Police put together their picture of the group's plans from the interrogations of 34 senior cultists arrested since the subway attack. Asahara had long been predicting a 1997 world war in which the U.S.would try to take over Japan, and he was determined that the cult should survive it. By March 1994 that vision had altered dramatically. Asahara apparently had become interested less in surviving the war than in starting it, and for unexplained reasons he moved the timetable forward to 1995. He had funds -- a senior cult member admitted that Aum has assets of more than $1 billion -- and an inner circle of Ph.D.s that was split into groups to produce conventional arms, chemical weapons, biological weapons and drugs. The least successful initiative was germ research, even though Aum sent a medical team to Zaire in 1992 following mistaken reports of an outbreak of Ebola. The most successful was the sarin production unit. Chief chemist Masaya Tsuchiya, 30, told police that he concocted a total of 25 kg of sarin between November 1993 and the Tokyo attack. Details are fragmentary. Incomplete cult memos have been confiscated suggesting that Aum wanted to buy lasers, fighter jets and tanks. No police report has fully explained the March subway gassing and May's thwarted attack on Shinjuku station. Ikuo Hayashi, a doctor who admitted planting gas on one of the Tokyo trains, was quoted in newspapers as saying the goal was to wipe out the Kasumigaseki section of Tokyo, where many government offices are located. "The attack was launched so that the guru's prophecy could come true," Hayashi reportedly told interrogators.
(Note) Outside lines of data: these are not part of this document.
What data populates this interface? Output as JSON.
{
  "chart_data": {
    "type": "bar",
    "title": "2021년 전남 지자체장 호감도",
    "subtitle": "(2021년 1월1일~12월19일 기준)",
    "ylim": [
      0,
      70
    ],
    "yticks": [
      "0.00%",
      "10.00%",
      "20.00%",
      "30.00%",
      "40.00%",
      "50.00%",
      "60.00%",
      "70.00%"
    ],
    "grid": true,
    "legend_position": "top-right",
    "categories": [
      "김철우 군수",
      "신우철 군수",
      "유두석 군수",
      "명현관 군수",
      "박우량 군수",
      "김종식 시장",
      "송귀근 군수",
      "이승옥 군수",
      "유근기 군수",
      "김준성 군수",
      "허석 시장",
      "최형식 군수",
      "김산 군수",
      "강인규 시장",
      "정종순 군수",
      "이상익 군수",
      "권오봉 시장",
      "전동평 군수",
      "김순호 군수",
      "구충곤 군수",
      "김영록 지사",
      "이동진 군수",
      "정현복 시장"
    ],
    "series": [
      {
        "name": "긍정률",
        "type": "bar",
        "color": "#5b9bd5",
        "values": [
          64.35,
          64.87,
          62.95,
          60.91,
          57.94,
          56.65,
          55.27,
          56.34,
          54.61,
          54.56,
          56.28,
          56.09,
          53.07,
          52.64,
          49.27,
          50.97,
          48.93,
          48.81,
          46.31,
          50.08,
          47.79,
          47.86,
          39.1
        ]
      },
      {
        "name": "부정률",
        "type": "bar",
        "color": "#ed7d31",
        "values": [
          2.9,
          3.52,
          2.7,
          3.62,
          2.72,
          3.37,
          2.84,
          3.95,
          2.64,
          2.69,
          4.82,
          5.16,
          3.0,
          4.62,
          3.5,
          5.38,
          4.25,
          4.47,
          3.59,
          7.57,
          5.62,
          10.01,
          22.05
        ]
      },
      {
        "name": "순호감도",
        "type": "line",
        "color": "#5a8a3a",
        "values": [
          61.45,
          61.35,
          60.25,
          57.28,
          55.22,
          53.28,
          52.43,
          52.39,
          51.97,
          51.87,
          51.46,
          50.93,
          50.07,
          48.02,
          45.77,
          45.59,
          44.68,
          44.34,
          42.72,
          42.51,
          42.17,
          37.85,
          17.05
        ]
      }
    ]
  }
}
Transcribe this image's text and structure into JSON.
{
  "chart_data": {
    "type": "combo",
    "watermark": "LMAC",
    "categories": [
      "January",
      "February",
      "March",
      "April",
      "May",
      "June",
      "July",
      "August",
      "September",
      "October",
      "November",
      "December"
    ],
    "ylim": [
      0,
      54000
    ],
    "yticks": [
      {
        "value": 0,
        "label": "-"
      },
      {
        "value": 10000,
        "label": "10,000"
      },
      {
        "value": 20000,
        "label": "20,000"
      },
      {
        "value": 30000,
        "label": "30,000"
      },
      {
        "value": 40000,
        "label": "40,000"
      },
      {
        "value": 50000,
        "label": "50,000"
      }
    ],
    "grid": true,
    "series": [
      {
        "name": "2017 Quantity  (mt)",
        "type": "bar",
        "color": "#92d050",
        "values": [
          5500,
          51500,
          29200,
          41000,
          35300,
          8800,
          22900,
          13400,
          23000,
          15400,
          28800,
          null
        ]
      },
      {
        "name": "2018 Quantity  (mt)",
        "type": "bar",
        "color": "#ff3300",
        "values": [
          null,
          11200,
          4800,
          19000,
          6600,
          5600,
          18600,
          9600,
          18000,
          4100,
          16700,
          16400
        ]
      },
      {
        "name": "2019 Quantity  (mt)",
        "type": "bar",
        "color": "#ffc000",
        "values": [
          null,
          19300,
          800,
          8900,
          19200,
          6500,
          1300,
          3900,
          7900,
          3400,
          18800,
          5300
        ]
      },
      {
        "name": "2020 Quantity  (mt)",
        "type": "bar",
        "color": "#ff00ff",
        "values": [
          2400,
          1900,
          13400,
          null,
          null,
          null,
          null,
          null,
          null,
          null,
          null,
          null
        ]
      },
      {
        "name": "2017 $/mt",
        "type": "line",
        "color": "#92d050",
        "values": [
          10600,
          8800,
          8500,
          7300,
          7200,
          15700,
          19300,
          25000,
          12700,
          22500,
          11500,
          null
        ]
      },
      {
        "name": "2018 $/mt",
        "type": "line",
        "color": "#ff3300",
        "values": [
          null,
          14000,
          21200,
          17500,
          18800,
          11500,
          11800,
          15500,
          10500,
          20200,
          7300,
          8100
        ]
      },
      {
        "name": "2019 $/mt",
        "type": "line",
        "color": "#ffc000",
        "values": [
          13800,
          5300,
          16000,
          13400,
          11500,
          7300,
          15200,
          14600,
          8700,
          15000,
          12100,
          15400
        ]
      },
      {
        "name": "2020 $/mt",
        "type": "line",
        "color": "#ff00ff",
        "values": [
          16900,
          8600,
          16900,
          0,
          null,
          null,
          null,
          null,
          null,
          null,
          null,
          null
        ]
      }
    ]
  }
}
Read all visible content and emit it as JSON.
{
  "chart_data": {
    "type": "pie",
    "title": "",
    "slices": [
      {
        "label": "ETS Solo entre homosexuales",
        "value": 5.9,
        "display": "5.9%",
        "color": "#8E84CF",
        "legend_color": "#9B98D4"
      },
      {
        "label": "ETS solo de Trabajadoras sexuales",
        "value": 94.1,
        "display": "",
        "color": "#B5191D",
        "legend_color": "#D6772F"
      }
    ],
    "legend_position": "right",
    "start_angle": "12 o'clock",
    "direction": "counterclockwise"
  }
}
Asahara is expected to be indicted this week for murder and attempted murder. Police are also preparing to charge the guru on suspicion of ordering the first sarin-gas attack in June last year in Matsumoto, in central Japan, which killed seven and injured more than 200. Meanwhile, his wife Tomoko Matsumoto, 36, is in the process of taking control of the group, which has yet to see major defections. Fear may be a factor: reports say Aum members under arrest have confessed that a cement-grinding machine found at the cult's main commune was used to pulverize the bones of members who died during initiation rites or were otherwise done away with.

But nothing in such disclosures, even in the immediate aftermath of the subway attack, could have prepared the Japanese for what police now believe. The man in the deep pink pajama suit seems to be the incarnation of that implausible villain in thriller novels: a megalomaniac who marshaled money, scientific expertise and loyal followers to act out his prophecies of doom and destruction.